Al principio, lo confieso, la inseguridad me carcomía las entrañas. ¿Y si ese Braulio era más joven, más guapo, más delgado? No seamos superficiales: también me lo figuraba resolviendo complicadísimas operaciones matemáticas, yo que prácticamente hago las sumas con los dedos, y pierdo la concentración y me confundo. ¿Y si, frente al Peter Sellers que yo soy, patoso y pusilánime, él encarnaba al héroe de acción, osado y decidido? Porque lo suyo, con perdón, no parecía lo de la escritura, lo del verso, su músculo tenía que estar en otra parte. Y ya me imaginaba que él sabría hacer todo lo que se me resistía: montar muebles de Ikea, hablar sin sonrojo otros idiomas, colgar cuadros sin pegarse un martillazo en una uña, bailar sin parecer Godzilla ebrio.
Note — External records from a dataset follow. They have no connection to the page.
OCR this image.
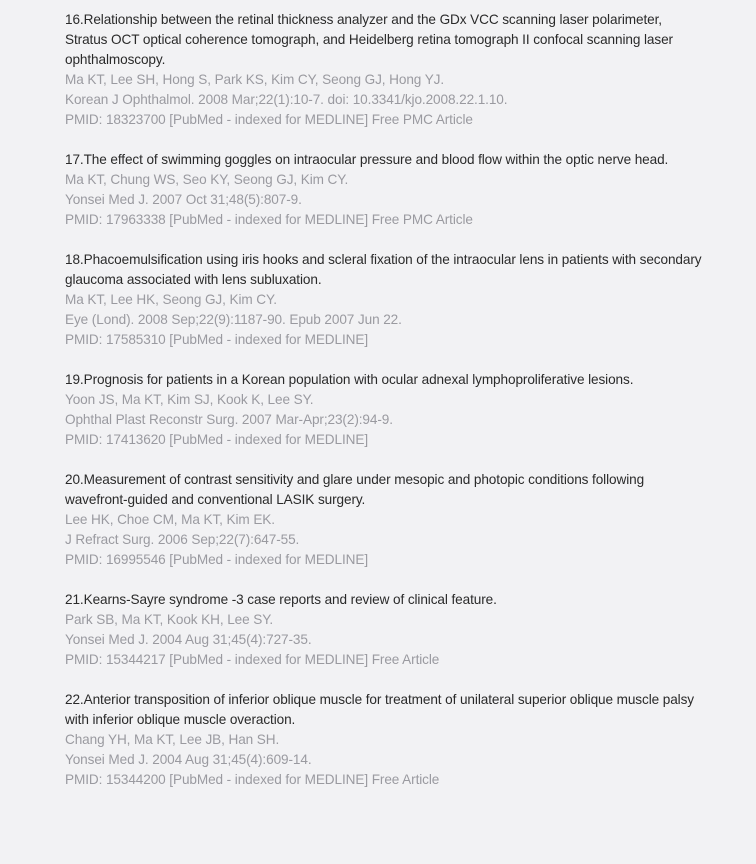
16.Relationship between the retinal thickness analyzer and the GDx VCC scanning laser polarimeter, Stratus OCT optical coherence tomograph, and Heidelberg retina tomograph II confocal scanning laser ophthalmoscopy.
Ma KT, Lee SH, Hong S, Park KS, Kim CY, Seong GJ, Hong YJ.
Korean J Ophthalmol. 2008 Mar;22(1):10-7. doi: 10.3341/kjo.2008.22.1.10.
PMID: 18323700 [PubMed - indexed for MEDLINE] Free PMC Article
17.The effect of swimming goggles on intraocular pressure and blood flow within the optic nerve head.
Ma KT, Chung WS, Seo KY, Seong GJ, Kim CY.
Yonsei Med J. 2007 Oct 31;48(5):807-9.
PMID: 17963338 [PubMed - indexed for MEDLINE] Free PMC Article
18.Phacoemulsification using iris hooks and scleral fixation of the intraocular lens in patients with secondary glaucoma associated with lens subluxation.
Ma KT, Lee HK, Seong GJ, Kim CY.
Eye (Lond). 2008 Sep;22(9):1187-90. Epub 2007 Jun 22.
PMID: 17585310 [PubMed - indexed for MEDLINE]
19.Prognosis for patients in a Korean population with ocular adnexal lymphoproliferative lesions.
Yoon JS, Ma KT, Kim SJ, Kook K, Lee SY.
Ophthal Plast Reconstr Surg. 2007 Mar-Apr;23(2):94-9.
PMID: 17413620 [PubMed - indexed for MEDLINE]
20.Measurement of contrast sensitivity and glare under mesopic and photopic conditions following wavefront-guided and conventional LASIK surgery.
Lee HK, Choe CM, Ma KT, Kim EK.
J Refract Surg. 2006 Sep;22(7):647-55.
PMID: 16995546 [PubMed - indexed for MEDLINE]
21.Kearns-Sayre syndrome -3 case reports and review of clinical feature.
Park SB, Ma KT, Kook KH, Lee SY.
Yonsei Med J. 2004 Aug 31;45(4):727-35.
PMID: 15344217 [PubMed - indexed for MEDLINE] Free Article
22.Anterior transposition of inferior oblique muscle for treatment of unilateral superior oblique muscle palsy with inferior oblique muscle overaction.
Chang YH, Ma KT, Lee JB, Han SH.
Yonsei Med J. 2004 Aug 31;45(4):609-14.
PMID: 15344200 [PubMed - indexed for MEDLINE] Free Article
Entonces, al verlo como un ser complementario, caí en la cuenta: tener un doble, una prolongación de uno mismo, resulta una bendición más que una condena. Sí, así lo entendí entonces. Igual ese hombre ha venido a completarme, a paliar todos mis fallos. Seguro que el otro Braulio sabe de mecánica, y conduce, y abre las bolsas en el supermercado con soltura. Digamos que entre los dos cumplimos con todo lo que la vida nos exige, que así nuestro paso por el mundo será más honroso, supongo. Estoy por llamarlo cuando vaya al dentista, o cuando me haga un lío con la declaración de Hacienda. No tengo su número de teléfono, ni sus señas, pero seguro que él, que no es poeta de mi gusto pero es listo, ya se las aviará para encontrarme.